The evaluation process for extending the lifespan (continued operation) of Reactor No. 1 at Wolsong Nuclear Power Plant is expected to continue through next year.
The Nuclear Safety and Security Commission (NSSC, Chairman: Kang Chang-sun) said on November 12 that it will continue its evaluation of continued operation of the Reactor No. 1 at Wolsong when its operation is suspended after the design fatigue life is terminated.”
Given the pace of its evaluation process, the extension of its lifespan is expected to be decided in the first half of 2013 at the earliest.
Having received the application for continued operation of the reactor from Korea Hydro & Nuclear Power (KHNP) on December 30, 2009, the NSSC has been evaluating it through the Korean Institute of Nuclear Safety (KINS), its subordinate organization.
Reactor No. 1 at Wolsong, which started its commercial operations on April 22, 1983, now stands at the crossroads where it will be decommissioned or be approved for continued operation for another 10 years, as its design fatigue life (30 years) will be terminated on November 20 this year.
According to the current atomic energy-related law, the evaluation of a reactor’s continued operation by the NSSC is regulated to be completed within 18 months from the date when it receives an application. But the period spent for supplementing documents and testing to identify safety is ruled to be excluded from the period of evaluation.
In case of Reactor No. 1 at Wolsong, the NSSC explains that it has been about 34 months since it received the application, but it spent about 12 months evaluatingsince it spent approximately 22 months for supplementing documents and identifying safety.
If the NSSC’s explanation is true, the final decision on the extension of Reactor No. 1 at Wolsong’s lifespan is very likely to be delayed for over 6 months.
The operation of Reactor No. 1 at Wolsong is suspended to conduct overall repair due to troubles in its chilled water system that emerged on October 29.
So, it is not clear whether this reactor will resume operation before November 20, the day when its design fatigue life is terminated, and it is meaningless even though it is repaired within several days as its operation period will be less than a week.
It is hard to make any predictions on whether the NSSC will approve its extension of the reactor’s lifespan.

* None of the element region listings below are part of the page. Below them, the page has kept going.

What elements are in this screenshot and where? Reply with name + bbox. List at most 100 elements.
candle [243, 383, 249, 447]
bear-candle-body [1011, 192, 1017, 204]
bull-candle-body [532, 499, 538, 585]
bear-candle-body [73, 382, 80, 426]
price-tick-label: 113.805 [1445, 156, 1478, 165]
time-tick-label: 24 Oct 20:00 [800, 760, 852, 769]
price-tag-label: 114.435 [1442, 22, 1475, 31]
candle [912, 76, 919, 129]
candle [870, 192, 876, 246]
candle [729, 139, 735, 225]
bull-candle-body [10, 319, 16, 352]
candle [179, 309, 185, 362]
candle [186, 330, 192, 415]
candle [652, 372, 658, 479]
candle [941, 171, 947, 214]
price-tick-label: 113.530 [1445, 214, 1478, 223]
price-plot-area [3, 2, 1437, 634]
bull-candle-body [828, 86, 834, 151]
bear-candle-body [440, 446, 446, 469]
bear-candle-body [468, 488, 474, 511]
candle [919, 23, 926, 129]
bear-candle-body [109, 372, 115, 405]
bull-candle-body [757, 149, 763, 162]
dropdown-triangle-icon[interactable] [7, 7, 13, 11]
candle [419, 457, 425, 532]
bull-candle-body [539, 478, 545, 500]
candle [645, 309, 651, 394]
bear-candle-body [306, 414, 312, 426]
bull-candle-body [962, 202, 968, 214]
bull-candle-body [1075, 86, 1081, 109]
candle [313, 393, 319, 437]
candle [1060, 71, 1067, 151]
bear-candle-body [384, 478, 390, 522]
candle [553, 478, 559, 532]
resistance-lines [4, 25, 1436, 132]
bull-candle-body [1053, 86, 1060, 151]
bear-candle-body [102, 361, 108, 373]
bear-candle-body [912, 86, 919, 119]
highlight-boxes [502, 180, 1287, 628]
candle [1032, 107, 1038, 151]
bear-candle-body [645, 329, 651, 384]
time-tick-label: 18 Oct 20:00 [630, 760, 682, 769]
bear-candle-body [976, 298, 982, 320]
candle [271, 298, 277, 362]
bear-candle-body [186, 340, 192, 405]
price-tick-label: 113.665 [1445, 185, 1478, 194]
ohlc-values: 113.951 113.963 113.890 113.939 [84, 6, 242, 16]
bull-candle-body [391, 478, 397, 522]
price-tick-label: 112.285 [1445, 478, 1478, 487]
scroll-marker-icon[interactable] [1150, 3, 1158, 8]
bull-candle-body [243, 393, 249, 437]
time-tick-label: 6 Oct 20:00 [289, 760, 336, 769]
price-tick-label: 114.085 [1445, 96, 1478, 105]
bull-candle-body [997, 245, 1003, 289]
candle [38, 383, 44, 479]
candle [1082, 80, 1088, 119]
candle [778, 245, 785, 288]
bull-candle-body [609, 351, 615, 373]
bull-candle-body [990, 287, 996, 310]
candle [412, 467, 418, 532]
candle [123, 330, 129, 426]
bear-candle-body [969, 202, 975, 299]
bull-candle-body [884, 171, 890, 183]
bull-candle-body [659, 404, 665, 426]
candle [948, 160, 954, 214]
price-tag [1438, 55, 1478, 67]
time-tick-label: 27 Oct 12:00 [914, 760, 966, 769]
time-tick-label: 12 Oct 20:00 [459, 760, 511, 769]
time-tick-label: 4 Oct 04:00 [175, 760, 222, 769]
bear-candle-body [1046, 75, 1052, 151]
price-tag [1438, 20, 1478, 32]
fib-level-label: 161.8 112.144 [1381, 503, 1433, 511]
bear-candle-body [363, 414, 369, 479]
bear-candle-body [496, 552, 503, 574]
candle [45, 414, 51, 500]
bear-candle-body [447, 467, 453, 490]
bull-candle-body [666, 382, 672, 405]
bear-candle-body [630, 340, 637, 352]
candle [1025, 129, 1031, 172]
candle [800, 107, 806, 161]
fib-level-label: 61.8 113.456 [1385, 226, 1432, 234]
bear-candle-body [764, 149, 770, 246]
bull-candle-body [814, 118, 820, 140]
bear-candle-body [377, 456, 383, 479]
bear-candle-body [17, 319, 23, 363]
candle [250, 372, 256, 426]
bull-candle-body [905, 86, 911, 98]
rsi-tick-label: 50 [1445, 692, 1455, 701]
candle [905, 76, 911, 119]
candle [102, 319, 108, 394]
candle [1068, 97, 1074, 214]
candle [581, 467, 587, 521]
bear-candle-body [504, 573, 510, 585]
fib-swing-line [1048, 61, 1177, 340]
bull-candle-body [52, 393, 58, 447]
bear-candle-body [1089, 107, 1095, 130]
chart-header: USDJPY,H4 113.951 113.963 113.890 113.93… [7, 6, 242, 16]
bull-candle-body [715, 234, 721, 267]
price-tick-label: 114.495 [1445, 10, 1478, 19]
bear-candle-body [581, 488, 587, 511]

The KHNP believes that minimum criteria for extension of lifespan are satisfied as major facilities and equipments are largely replaced, while civic groups show concerns over their inability to guarantee safety due to obsolete facilities as shown in the frequent troubles in recent weeks.
The NSSC takes on a prudent attitude saying, “Technological problems are not solved yet because manifoldness in the emergency reactor core chilling system is found to be unresolved in the process of evaluation by the KINS.”
But some observers point out that it is difficult to see the SSNC’s evaluation for an extending lifespan is assessment of face value of the reactor’s present status as it conducts evaluation mainly based on the application filed by the KHNP and asks to submit supplementary documents in case any items do not meet the criteria.
An official at the NSSC said, “The commission will meticulously identify safety by conducting thorough evaluation with sufficient time regardless of design fatigue life’s termination. It will also hold a public forum, when necessary, to clearly disclose processes of evaluating the possibility of continued operation.”